When voids occur on occlusal surfaces, they can lead to problems with articulation of stone models. Moisture present in the sulcus or pooled on occlusal surfaces is frequently the cause of the problem. To counter this issue, monitor for pools of water or saliva before inserting the impression tray. Control bleeding using the two-cord retraction technique and/or hemostatic agents as needed.
5. Tray Seating
The tray seating step presents the possibility for a number of errors.
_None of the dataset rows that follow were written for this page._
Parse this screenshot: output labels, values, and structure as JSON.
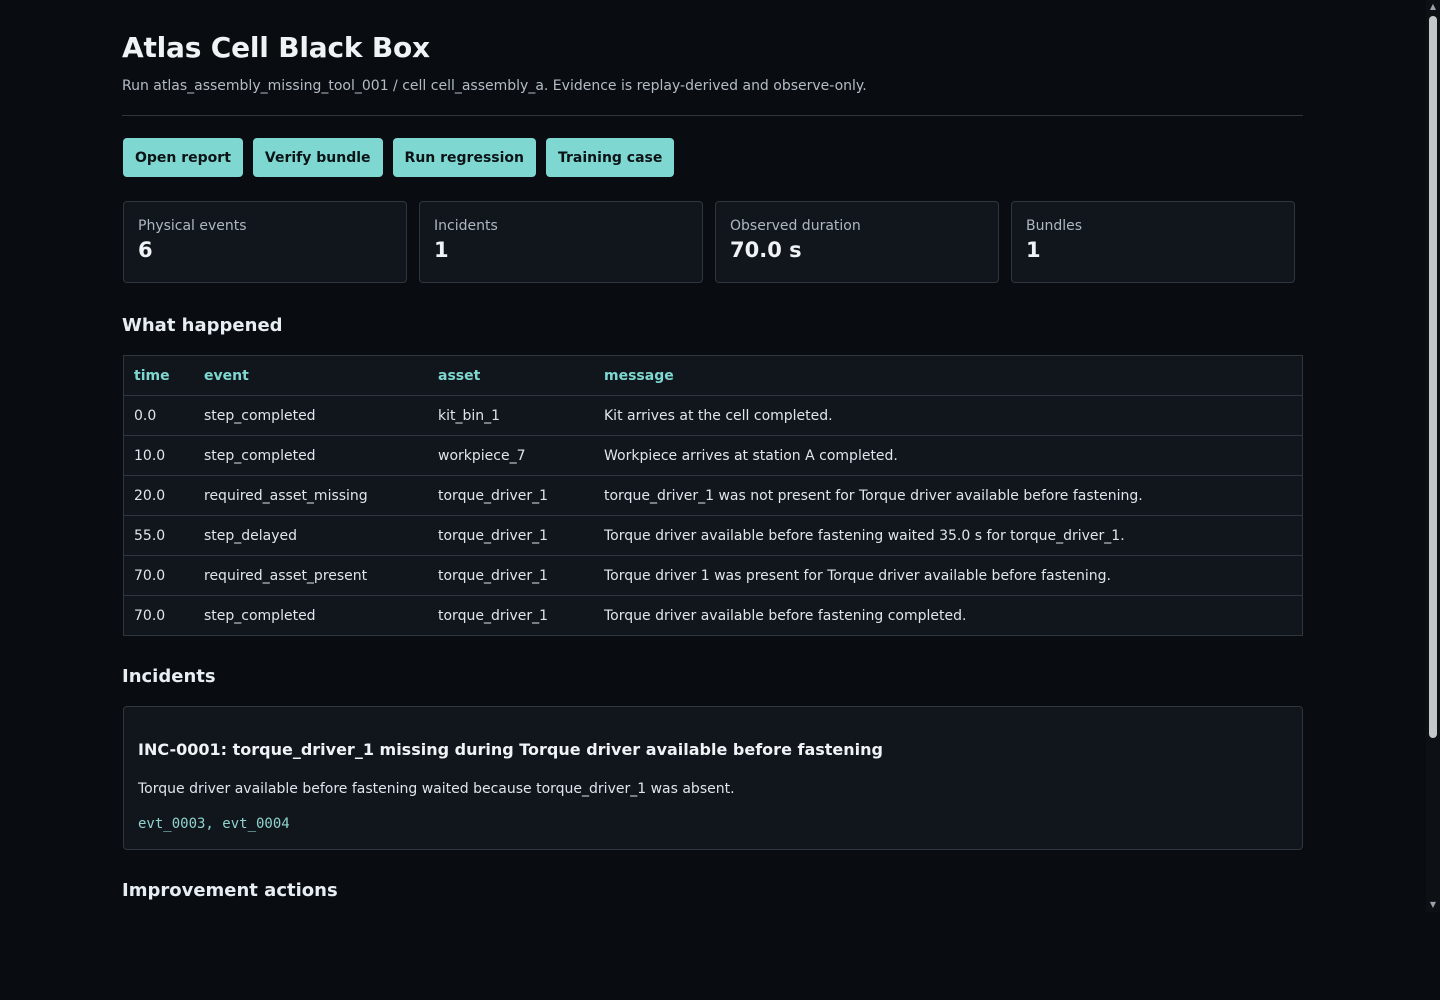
{
  "header": {
    "title": "Atlas Cell Black Box",
    "subtitle": "Run atlas_assembly_missing_tool_001 / cell cell_assembly_a. Evidence is replay-derived and observe-only."
  },
  "actions": [
    {
      "label": "Open report"
    },
    {
      "label": "Verify bundle"
    },
    {
      "label": "Run regression"
    },
    {
      "label": "Training case"
    }
  ],
  "stats": [
    {
      "label": "Physical events",
      "value": "6"
    },
    {
      "label": "Incidents",
      "value": "1"
    },
    {
      "label": "Observed duration",
      "value": "70.0 s"
    },
    {
      "label": "Bundles",
      "value": "1"
    }
  ],
  "timeline": {
    "heading": "What happened",
    "columns": [
      "time",
      "event",
      "asset",
      "message"
    ],
    "rows": [
      [
        "0.0",
        "step_completed",
        "kit_bin_1",
        "Kit arrives at the cell completed."
      ],
      [
        "10.0",
        "step_completed",
        "workpiece_7",
        "Workpiece arrives at station A completed."
      ],
      [
        "20.0",
        "required_asset_missing",
        "torque_driver_1",
        "torque_driver_1 was not present for Torque driver available before fastening."
      ],
      [
        "55.0",
        "step_delayed",
        "torque_driver_1",
        "Torque driver available before fastening waited 35.0 s for torque_driver_1."
      ],
      [
        "70.0",
        "required_asset_present",
        "torque_driver_1",
        "Torque driver 1 was present for Torque driver available before fastening."
      ],
      [
        "70.0",
        "step_completed",
        "torque_driver_1",
        "Torque driver available before fastening completed."
      ]
    ]
  },
  "incidents": {
    "heading": "Incidents",
    "items": [
      {
        "title": "INC-0001: torque_driver_1 missing during Torque driver available before fastening",
        "description": "Torque driver available before fastening waited because torque_driver_1 was absent.",
        "evidence": "evt_0003, evt_0004"
      }
    ]
  },
  "improvements": {
    "heading": "Improvement actions"
  },
  "scrollbar": {
    "up_icon": "triangle-up-icon",
    "down_icon": "triangle-down-icon"
  }
}
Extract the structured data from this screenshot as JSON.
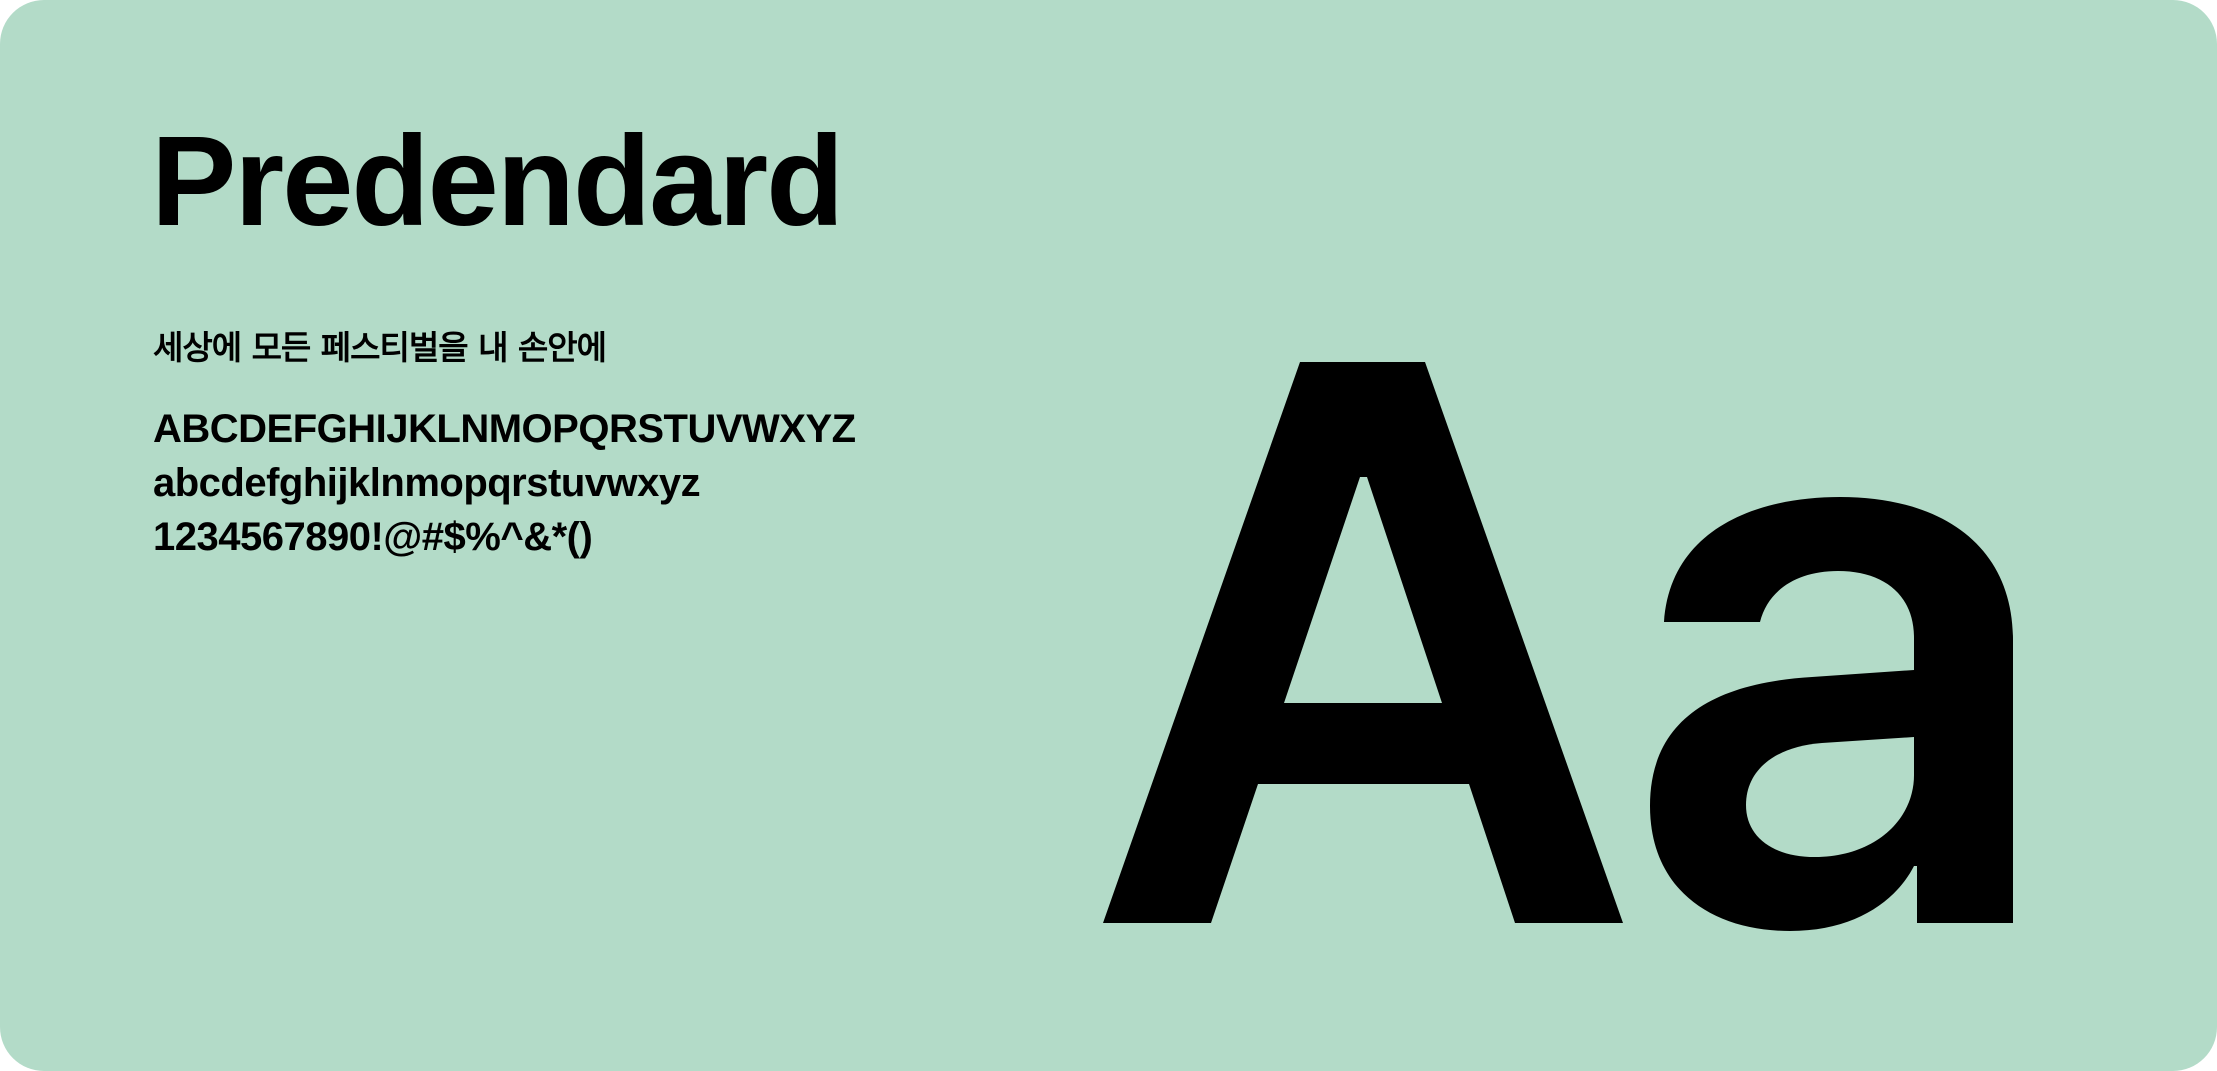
{
  "specimen": {
    "font_name": "Predendard",
    "korean_sample": "세상에 모든 페스티벌을 내 손안에",
    "uppercase": "ABCDEFGHIJKLNMOPQRSTUVWXYZ",
    "lowercase": "abcdefghijklnmopqrstuvwxyz",
    "numbers_symbols": "1234567890!@#$%^&*()",
    "display_glyphs": "Aa"
  },
  "colors": {
    "background": "#b3dbc8",
    "text": "#000000"
  }
}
If ledges are an issue, try not to seat the tray too rapidly. Position the tray before seating, and use a slow, steady, vertical seating motion.
Tray seating — ledges
Drags can result when the tray is placed and seated in one motion. They can also occur when teeth rebound off the tray and slide into position. To avoid drags, carefully position it in the mouth before seating it slowly and carefully. Avoid contact of teeth with the tray.
Tray seating — drags
Rocking crowns and slanted or wavy teeth can be caused by tray movement after seating. Use passive pressure on the tray to immobilize it for the full recommended oral set time.
6. Bite registration:
Poor interocclusal records can lead to excessive occlusal adjustment at restoration delivery. To combat this, use a dimensionally stable bite registration material. Ensure the model is trimmed properly. Additionally, monitor patients to confirm they do not move during the impression procedure.
7. Surface inhibition:
Surface inhibition can occur when impression material is exposed to air-inhibited methacrylates or residues from custom temporary materials. This results in surface of the impression material not setting properly, feeling tacky to the touch, and visually resembling the surface of an orange peel. Avoid this problem by waiting to fabricate the temporary crown until after the final impression has been made. Use an alcohol wipe to remove the air-inhibited layer on any composites, adhesives, or core buildups in the impressioning area. With a reliable impression material and proper technique, impression-taking can be predictable and highly accurate.